Marcel Winatschek

Small town, enormous city

Tokyo is the most overwhelming city I know—and I mean that as the highest possible compliment. It doesn’t matter where you arrive in it: Shibuya’s crossing at rush hour, a basement record shop in Shimokitazawa, the back streets of Harajuku at noon. Every corner has too much in it. History, neon, vending machines, the smell of grilled skewers from somewhere you can’t locate. I’ve never left Tokyo feeling like I understood it, and I keep going back precisely for that.

Maik and Hannes from Captain Capa—an electronic duo out of Bad Frankenhausen, a town in Thuringia so small it barely registers on a German map—ended last year with a gig in Tokyo and documented the whole trip.

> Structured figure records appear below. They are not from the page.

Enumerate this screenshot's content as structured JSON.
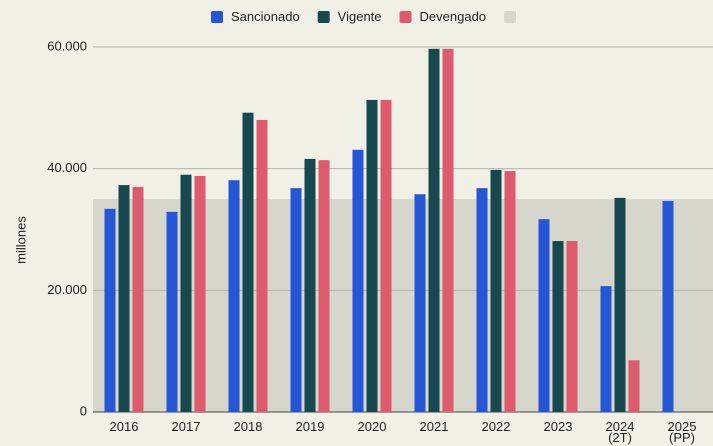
{
  "chart_data": {
    "type": "bar",
    "y_label": "millones",
    "categories": [
      "2016",
      "2017",
      "2018",
      "2019",
      "2020",
      "2021",
      "2022",
      "2023",
      "2024\n(2T)",
      "2025\n(PP)"
    ],
    "series": [
      {
        "name": "Sancionado",
        "color": "#2456d6",
        "values": [
          33400,
          32900,
          38100,
          36800,
          43100,
          35800,
          36800,
          31700,
          20700,
          34700
        ]
      },
      {
        "name": "Vigente",
        "color": "#17474f",
        "values": [
          37300,
          39000,
          49200,
          41600,
          51300,
          59700,
          39800,
          28100,
          35200,
          null
        ]
      },
      {
        "name": "Devengado",
        "color": "#dd5b6c",
        "values": [
          37000,
          38800,
          48000,
          41400,
          51300,
          59700,
          39600,
          28100,
          8500,
          null
        ]
      }
    ],
    "band": {
      "value": 35000,
      "color": "#d7d6cd"
    },
    "ylim": [
      0,
      60000
    ],
    "yticks": [
      0,
      {
        "value": 20000,
        "label": "20.000"
      },
      {
        "value": 40000,
        "label": "40.000"
      },
      {
        "value": 60000,
        "label": "60.000"
      }
    ],
    "grid": true
  }
}
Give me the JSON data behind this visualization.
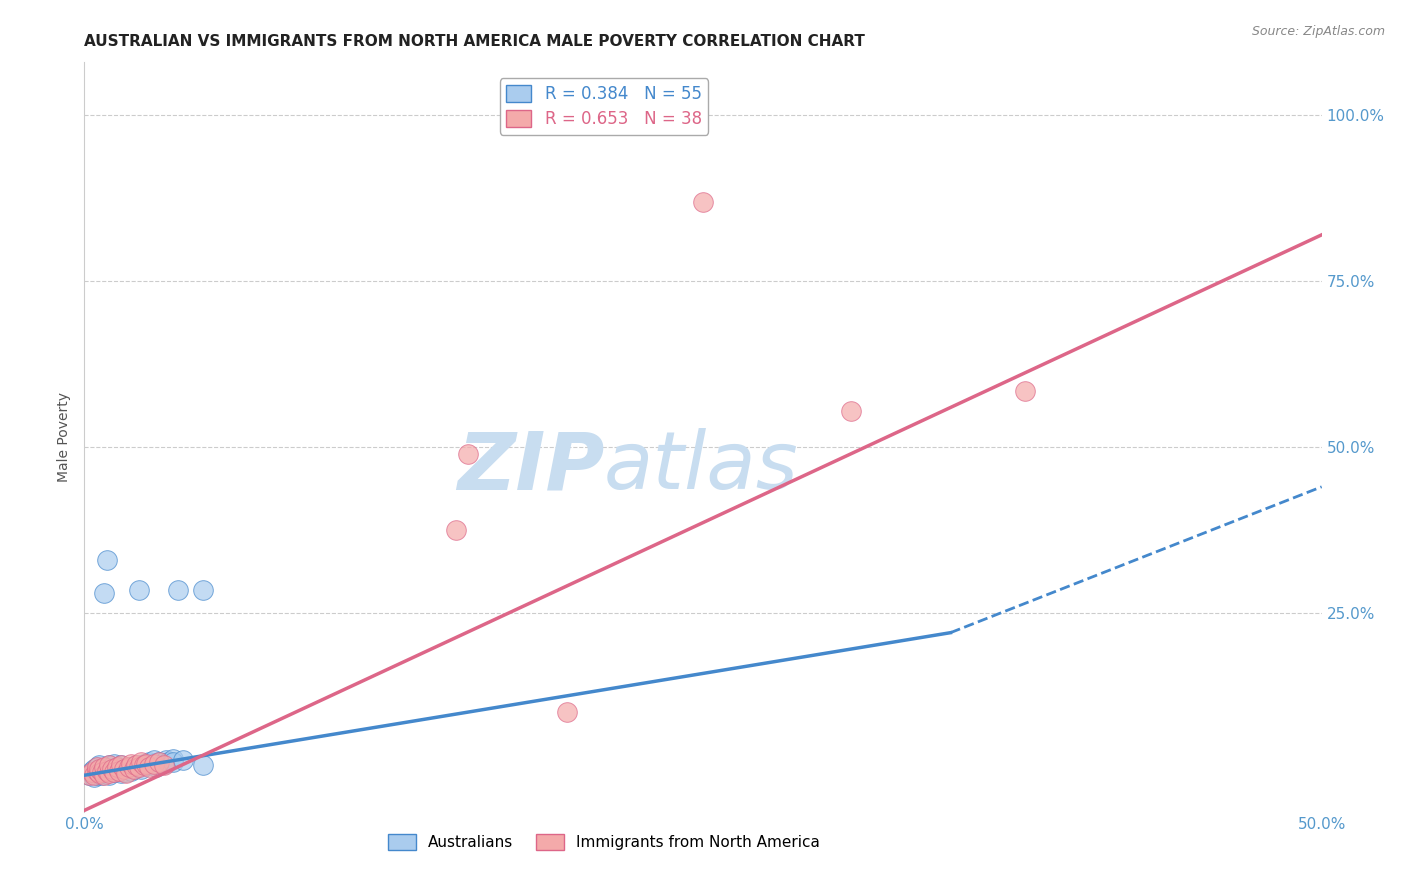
{
  "title": "AUSTRALIAN VS IMMIGRANTS FROM NORTH AMERICA MALE POVERTY CORRELATION CHART",
  "source": "Source: ZipAtlas.com",
  "ylabel": "Male Poverty",
  "xlim": [
    0.0,
    0.5
  ],
  "ylim": [
    -0.05,
    1.08
  ],
  "xticks": [
    0.0,
    0.1,
    0.2,
    0.3,
    0.4,
    0.5
  ],
  "xticklabels": [
    "0.0%",
    "",
    "",
    "",
    "",
    "50.0%"
  ],
  "ytick_positions": [
    0.0,
    0.25,
    0.5,
    0.75,
    1.0
  ],
  "ytick_labels_right": [
    "",
    "25.0%",
    "50.0%",
    "75.0%",
    "100.0%"
  ],
  "watermark_zip": "ZIP",
  "watermark_atlas": "atlas",
  "legend_line1": "R = 0.384   N = 55",
  "legend_line2": "R = 0.653   N = 38",
  "legend_labels": [
    "Australians",
    "Immigrants from North America"
  ],
  "aus_scatter": [
    [
      0.002,
      0.005
    ],
    [
      0.003,
      0.008
    ],
    [
      0.003,
      0.012
    ],
    [
      0.004,
      0.003
    ],
    [
      0.004,
      0.015
    ],
    [
      0.005,
      0.005
    ],
    [
      0.005,
      0.01
    ],
    [
      0.005,
      0.018
    ],
    [
      0.006,
      0.008
    ],
    [
      0.006,
      0.014
    ],
    [
      0.006,
      0.02
    ],
    [
      0.007,
      0.005
    ],
    [
      0.007,
      0.012
    ],
    [
      0.008,
      0.008
    ],
    [
      0.008,
      0.015
    ],
    [
      0.009,
      0.01
    ],
    [
      0.009,
      0.018
    ],
    [
      0.01,
      0.005
    ],
    [
      0.01,
      0.012
    ],
    [
      0.01,
      0.02
    ],
    [
      0.011,
      0.015
    ],
    [
      0.012,
      0.01
    ],
    [
      0.012,
      0.022
    ],
    [
      0.013,
      0.018
    ],
    [
      0.014,
      0.012
    ],
    [
      0.015,
      0.008
    ],
    [
      0.015,
      0.02
    ],
    [
      0.016,
      0.015
    ],
    [
      0.017,
      0.01
    ],
    [
      0.018,
      0.018
    ],
    [
      0.019,
      0.012
    ],
    [
      0.02,
      0.015
    ],
    [
      0.021,
      0.02
    ],
    [
      0.022,
      0.018
    ],
    [
      0.023,
      0.015
    ],
    [
      0.024,
      0.022
    ],
    [
      0.025,
      0.02
    ],
    [
      0.026,
      0.025
    ],
    [
      0.027,
      0.022
    ],
    [
      0.028,
      0.02
    ],
    [
      0.028,
      0.028
    ],
    [
      0.029,
      0.018
    ],
    [
      0.03,
      0.025
    ],
    [
      0.032,
      0.022
    ],
    [
      0.033,
      0.028
    ],
    [
      0.034,
      0.025
    ],
    [
      0.036,
      0.03
    ],
    [
      0.009,
      0.33
    ],
    [
      0.038,
      0.285
    ],
    [
      0.048,
      0.285
    ],
    [
      0.008,
      0.28
    ],
    [
      0.022,
      0.285
    ],
    [
      0.048,
      0.02
    ],
    [
      0.036,
      0.025
    ],
    [
      0.04,
      0.028
    ]
  ],
  "imm_scatter": [
    [
      0.002,
      0.005
    ],
    [
      0.003,
      0.01
    ],
    [
      0.004,
      0.005
    ],
    [
      0.005,
      0.012
    ],
    [
      0.005,
      0.018
    ],
    [
      0.006,
      0.008
    ],
    [
      0.006,
      0.015
    ],
    [
      0.007,
      0.01
    ],
    [
      0.008,
      0.005
    ],
    [
      0.008,
      0.018
    ],
    [
      0.009,
      0.012
    ],
    [
      0.01,
      0.008
    ],
    [
      0.01,
      0.02
    ],
    [
      0.011,
      0.015
    ],
    [
      0.012,
      0.01
    ],
    [
      0.013,
      0.018
    ],
    [
      0.014,
      0.012
    ],
    [
      0.015,
      0.02
    ],
    [
      0.016,
      0.015
    ],
    [
      0.017,
      0.008
    ],
    [
      0.018,
      0.018
    ],
    [
      0.019,
      0.022
    ],
    [
      0.02,
      0.015
    ],
    [
      0.021,
      0.02
    ],
    [
      0.022,
      0.018
    ],
    [
      0.023,
      0.025
    ],
    [
      0.024,
      0.02
    ],
    [
      0.025,
      0.022
    ],
    [
      0.026,
      0.018
    ],
    [
      0.028,
      0.022
    ],
    [
      0.03,
      0.025
    ],
    [
      0.032,
      0.02
    ],
    [
      0.25,
      0.87
    ],
    [
      0.31,
      0.555
    ],
    [
      0.38,
      0.585
    ],
    [
      0.15,
      0.375
    ],
    [
      0.155,
      0.49
    ],
    [
      0.195,
      0.1
    ]
  ],
  "aus_line": {
    "x0": 0.0,
    "y0": 0.005,
    "x1": 0.35,
    "y1": 0.22,
    "x2": 0.5,
    "y2": 0.44
  },
  "imm_line": {
    "x0": 0.0,
    "y0": -0.048,
    "x1": 0.5,
    "y1": 0.82
  },
  "scatter_color_aus": "#aaccee",
  "scatter_color_imm": "#f4aaaa",
  "line_color_aus": "#4488cc",
  "line_color_imm": "#dd6688",
  "grid_color": "#cccccc",
  "title_color": "#222222",
  "axis_label_color": "#555555",
  "tick_label_color": "#5599cc",
  "watermark_color_zip": "#c8ddf0",
  "watermark_color_atlas": "#c8ddf0"
}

The contrast is almost too good: two guys from a former East German backwater, playing a show in one of the densest, most visually saturated cities on the planet, with fans willing to show up in Pikachu costumes. They hit the Robot Restaurant in Kabukicho, navigated the subway system that makes every other metro feel like an amateur project, and wandered through bars and shops until the city swallowed them whole.

The video they made from it captures something real: that particular disorientation of arriving somewhere you’ve seen in pictures your whole life and discovering the pictures were underselling it. Tokyo doesn’t just inspire—it short-circuits something. You come back with more questions than you arrived with. For a band from Bad Frankenhausen, that might be the whole point.